Ken Noble, a private media consultant based in Bronxville, N.Y., agreed that the economic climate may have influenced Scripps' decision but cautioned that the reason for the cancellation "may be more than that."
"I've seen more than one potential acquisition canceled because a closer look at the books found the parties were not in accord," he said.
WMAR staffers said they were puzzled and dismayed by yesterday's decision.
"I'm more perplexed than surprised," said anchorwoman Sally Thorner. "The uncertainty is unsettling. Being in limbo -- it's hard to forge on."
George Ward, acting shop steward for the International Brotherhood of Electrical Workers, which represents the station's technicians, said he was "disappointed" at Scripps' decision, saying he had hoped the sale would have put an end to the era of cost-cutting and union-management animosity that he said has characterized Gillett's five-year ownership of WMAR.
Gillett bought WMAR and a UHF station in Richmond, Va., for $209 million in July 1986 from the Times Mirror Co., publisher of The Sun. Times Mirror had bought the station from the A. S. Abell Co. but had to sell it because of federal prohibitions on cross-ownership of print and broadcast properties. At the time, WMAR was valued by financial analysts at $190 million.
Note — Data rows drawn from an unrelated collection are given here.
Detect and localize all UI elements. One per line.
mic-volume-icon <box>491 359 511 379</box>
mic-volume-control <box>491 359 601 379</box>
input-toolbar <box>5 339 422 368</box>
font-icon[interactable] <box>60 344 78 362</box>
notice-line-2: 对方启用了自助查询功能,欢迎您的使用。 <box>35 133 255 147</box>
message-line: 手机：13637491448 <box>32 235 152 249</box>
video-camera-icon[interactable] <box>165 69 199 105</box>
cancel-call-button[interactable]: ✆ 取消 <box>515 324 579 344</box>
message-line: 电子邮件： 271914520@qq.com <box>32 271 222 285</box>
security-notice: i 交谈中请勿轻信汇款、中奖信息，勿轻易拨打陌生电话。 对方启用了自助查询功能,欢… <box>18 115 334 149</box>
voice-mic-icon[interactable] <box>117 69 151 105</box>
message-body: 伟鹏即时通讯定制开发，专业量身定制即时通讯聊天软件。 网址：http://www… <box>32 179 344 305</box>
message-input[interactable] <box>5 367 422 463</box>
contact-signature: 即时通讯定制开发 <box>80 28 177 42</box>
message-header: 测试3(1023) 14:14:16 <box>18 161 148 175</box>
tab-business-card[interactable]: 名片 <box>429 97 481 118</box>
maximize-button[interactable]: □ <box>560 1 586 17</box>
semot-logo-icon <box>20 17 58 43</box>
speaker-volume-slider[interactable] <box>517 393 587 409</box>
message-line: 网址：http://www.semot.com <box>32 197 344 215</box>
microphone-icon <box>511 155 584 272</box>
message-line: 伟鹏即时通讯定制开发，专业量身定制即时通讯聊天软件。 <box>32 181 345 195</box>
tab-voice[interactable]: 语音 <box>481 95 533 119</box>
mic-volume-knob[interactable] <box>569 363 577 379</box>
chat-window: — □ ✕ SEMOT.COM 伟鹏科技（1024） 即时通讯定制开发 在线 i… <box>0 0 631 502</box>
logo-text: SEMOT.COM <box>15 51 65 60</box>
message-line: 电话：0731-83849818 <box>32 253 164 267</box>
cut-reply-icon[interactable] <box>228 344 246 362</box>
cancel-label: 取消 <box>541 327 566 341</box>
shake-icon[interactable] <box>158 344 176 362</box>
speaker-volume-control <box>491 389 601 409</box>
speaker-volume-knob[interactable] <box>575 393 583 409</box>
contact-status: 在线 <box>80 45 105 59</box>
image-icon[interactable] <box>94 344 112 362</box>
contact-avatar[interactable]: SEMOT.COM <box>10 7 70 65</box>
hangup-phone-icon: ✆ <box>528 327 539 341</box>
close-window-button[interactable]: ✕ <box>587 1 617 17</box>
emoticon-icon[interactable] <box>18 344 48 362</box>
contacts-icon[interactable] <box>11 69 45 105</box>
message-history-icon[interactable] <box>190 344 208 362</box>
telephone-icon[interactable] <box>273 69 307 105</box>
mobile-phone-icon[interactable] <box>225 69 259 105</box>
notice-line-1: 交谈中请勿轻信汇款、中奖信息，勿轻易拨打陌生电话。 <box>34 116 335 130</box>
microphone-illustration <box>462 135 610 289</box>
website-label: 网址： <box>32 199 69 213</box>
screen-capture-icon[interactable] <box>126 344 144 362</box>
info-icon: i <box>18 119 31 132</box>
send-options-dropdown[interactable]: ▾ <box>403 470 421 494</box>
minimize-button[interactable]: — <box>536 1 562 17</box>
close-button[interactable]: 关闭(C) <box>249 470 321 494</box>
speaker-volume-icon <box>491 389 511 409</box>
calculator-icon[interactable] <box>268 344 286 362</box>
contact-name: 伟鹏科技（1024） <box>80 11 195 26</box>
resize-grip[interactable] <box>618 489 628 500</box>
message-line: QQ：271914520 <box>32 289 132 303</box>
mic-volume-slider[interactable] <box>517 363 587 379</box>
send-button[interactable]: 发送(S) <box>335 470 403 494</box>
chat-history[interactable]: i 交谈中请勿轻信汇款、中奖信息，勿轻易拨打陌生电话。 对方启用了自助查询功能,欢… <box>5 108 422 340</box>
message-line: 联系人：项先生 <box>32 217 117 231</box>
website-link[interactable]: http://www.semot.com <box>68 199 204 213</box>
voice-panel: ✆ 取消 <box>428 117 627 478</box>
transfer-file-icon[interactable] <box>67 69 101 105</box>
Gillett put the station up for sale two years later, reportedly asking $275 million. But deals with a series of potential buyers never materialized until last summer's agreement.
Officials at Scripps Howard -- which owns nine television stations and five radio outlets, including WBSB-FM (B-104) in Baltimore -- described the deal at the time as an "attractive opportunity."
Two weeks ago, Scripps Howard said it would terminate the agreement "unless all conditions of purchase" were met, including Federal Communications Commission approval of the transfer of the station's license by Jan. 31.
The company said then that it was "highly unlikely" that FCC approval could be obtained by the deadline because of two pending legal challenges.
But an FCC attorney said last week that the challenges had been withdrawn.
Oct. 27, 1947: WMAR, created by the A. S. Abell Co., publisher of The Sun and The Evening Sun, becomes the first television station to go on the air in Baltimore and the second in the country to join the CBS network.
March 1981: CBS drops WMAR because of declining ratings.
May 1981: WMAR joins NBC.
May 1986: Times Mirror acquires WMAR as part of its purchase of the A. S. Abell Co.
July 1986: Times Mirror, required to divest itself of WMAR by federal regulations barring cross-ownership of print and broadcast properties, sells the station and a UHF outlet in Richmond, Va., to Gillett broadcasting for $209 million.
July 1988: Gillett puts WMAR up for sale, asking $275 million.
July 19, 1990: Scripps Howard Broadcasting Co. agrees to buy WMAR from Gillett for $154.7 million.
Aug. 7, 1990: Scripps Howard signs agreement to buy WMAR from Gillett, effective Feb. 1
Jan. 24, 1991: Scripps Howard announces it would terminate the agreement "unless all conditions of purchase" were met by the Feb. 1 deadline.
Feb. 1, 1991: Scripps Howard says it has informed Gillett that its board of directors would meet to "consider the matter of termination."
Feb. 8, 1991: Scripps Howard terminates the agreement to buy the station.